THE EDITOR'S CORNER
Delegate, Delegate, Delegate
Delegate Delegate Delegate
Delegation of tasks in an orthodontic office is one of the most important management tools. There is no question that practices that delegate more treat more patients and earn a higher income. Assuming compliance with the state dental practice acts, if it can be agreed that properly selected and properly trained auxiliaries can perform most of the tasks in an orthodontic office in a satisfactory manner, the amount of delegation becomes a question of the doctor's managerial style--his ability to hire and train effective employees, and to have the trust and confidence that they can perform tasks he may have considered to be uniquely his own. The uniqueness stemmed largely from the requirements of earlier dental practice acts that orthodontists perform virtually all the clinical tasks.
No dental practice act required that orthodontists perform the administrative tasks, yet the majority of orthodontists still delegate very few of these tasks. It would appear that fee presentation, progress reports, post-treatment conferences, patient education, patient satisfaction surveys--all can be delegated to auxiliary personnel without hurting, and in many instances enhancing, the doctor/patient relationship.
I believe that one administrative task he cannot afford to delegate is the case presentation. Nowhere is the doctor's communication with patients more important than at the beginning of the doctor/patient relationship. If you start out with an auxiliary/patient relationship, the chances are that there never will be a strong and useful doctor/patient relationship. If you eliminate or diminish the doctor/patient relationship, you are throwing out one of the strongest components of professional practice, indeed one that delineates professional practice from a business. Unless the orthodontist is a dismal communicator--and that is rare--he owes it to his patients and to his practice to perform the case presentation. Patients have a rightful expectation to hear from the doctor what his findings are with regard to their health care problem. The practice will benefit from this appropriate beginning of the doctor/patient relationship. Much has been made in marketing circles of a phenomenon called post-purchase dissidence, in which people have second thoughts or doubts about a purchasing decision. I believe this is less apt to occur if there is a good, thorough case presentation by the doctor.
It is an anachronism that a majority of orthodontists delegate record-taking tasks--impressions for study models, x-rays, and ceph tracings--but very few of the treatment tasks. Record-taking is the first clinical procedure, done at a time when the patient is most apprehensive, and requires great sensitivity and skill.

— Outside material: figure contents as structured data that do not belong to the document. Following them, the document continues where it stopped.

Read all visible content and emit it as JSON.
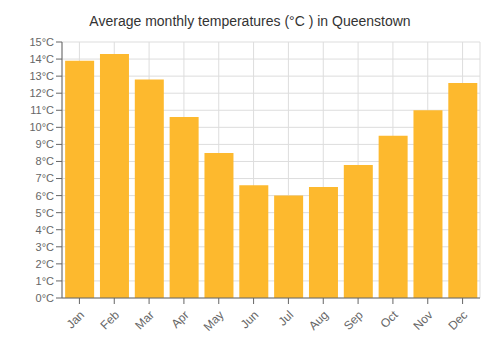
{
  "chart_data": {
    "type": "bar",
    "title": "Average monthly temperatures (°C ) in Queenstown",
    "categories": [
      "Jan",
      "Feb",
      "Mar",
      "Apr",
      "May",
      "Jun",
      "Jul",
      "Aug",
      "Sep",
      "Oct",
      "Nov",
      "Dec"
    ],
    "values": [
      13.9,
      14.3,
      12.8,
      10.6,
      8.5,
      6.6,
      6.0,
      6.5,
      7.8,
      9.5,
      11.0,
      12.6
    ],
    "color": "#FDB92E",
    "ylim": [
      0,
      15
    ],
    "yticks": [
      {
        "value": 0,
        "label": "0°C"
      },
      {
        "value": 1,
        "label": "1°C"
      },
      {
        "value": 2,
        "label": "2°C"
      },
      {
        "value": 3,
        "label": "3°C"
      },
      {
        "value": 4,
        "label": "4°C"
      },
      {
        "value": 5,
        "label": "5°C"
      },
      {
        "value": 6,
        "label": "6°C"
      },
      {
        "value": 7,
        "label": "7°C"
      },
      {
        "value": 8,
        "label": "8°C"
      },
      {
        "value": 9,
        "label": "9°C"
      },
      {
        "value": 10,
        "label": "10°C"
      },
      {
        "value": 11,
        "label": "11°C"
      },
      {
        "value": 12,
        "label": "12°C"
      },
      {
        "value": 13,
        "label": "13°C"
      },
      {
        "value": 14,
        "label": "14°C"
      },
      {
        "value": 15,
        "label": "15°C"
      }
    ],
    "grid": true
  }
}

In the clinical area, the doctor should retain diagnosis and treatment planning, progress evaluation, instructions to personnel regarding treatment, needed supervision, and quality control. Beyond that, he can delegate effectively, within the provisions of the state dental practice act.
However, many orthodontists prefer to perform the treatment procedures themselves, and delegate the administration and management to employees. The trouble with this approach is that it is usually management by default. It seems rare that this arrangement works well. It usually limits the number of patients who can be treated effectively, and it generally shortchanges patients on communication and the practice on organization. This type of practice usually drifts along on its own momentum, until something slows it down. It is then in big trouble, because the nominal head of the practice--the orthodontist--has neither the time nor the ability to make the decisions necessary to turn the situation around.
Many orthodontists who perform the treatment procedures themselves believe that they can perform the procedures better than any employee and that patients expect the doctor to perform the work. While both of these may occasionally be true, properly selected and properly trained employees can be brought to a most satisfactory level of competence; and the harmony and trust within a competent orthodontist/competent staff team is transferred easily to the staff/patient relationship.
Apart from the specific duties in administrative and clinical tasks that the doctor should retain, his job is essentially one of diagnosis, planning, implementing, and evaluating in all areas of the practice--business administration, practice promotion, communication, patient relations, staff relations, dentist relations, and patient care. Beyond that is his own continuing education to broaden his professional horizons in the most recent developments in orthodontics and allied fields.
A significant implication of extensive delegation is a new relationship between doctor and staff. Auxiliaries are no longer just hands and legs. The higher quality people they are, the more highly trained they are, the more competent they become, the more responsibility and authority the doctor can delegate to them, the more important they become to the success of the practice, and the more dependent the doctor becomes on them. Doctor and staff become fellow workers--a working team--with mutual respect, trust, and confidence. Such a staff needs and deserves suitable recognition by sharing in the spiritual and financial rewards of the practice, in whose success they play an increasingly significant role.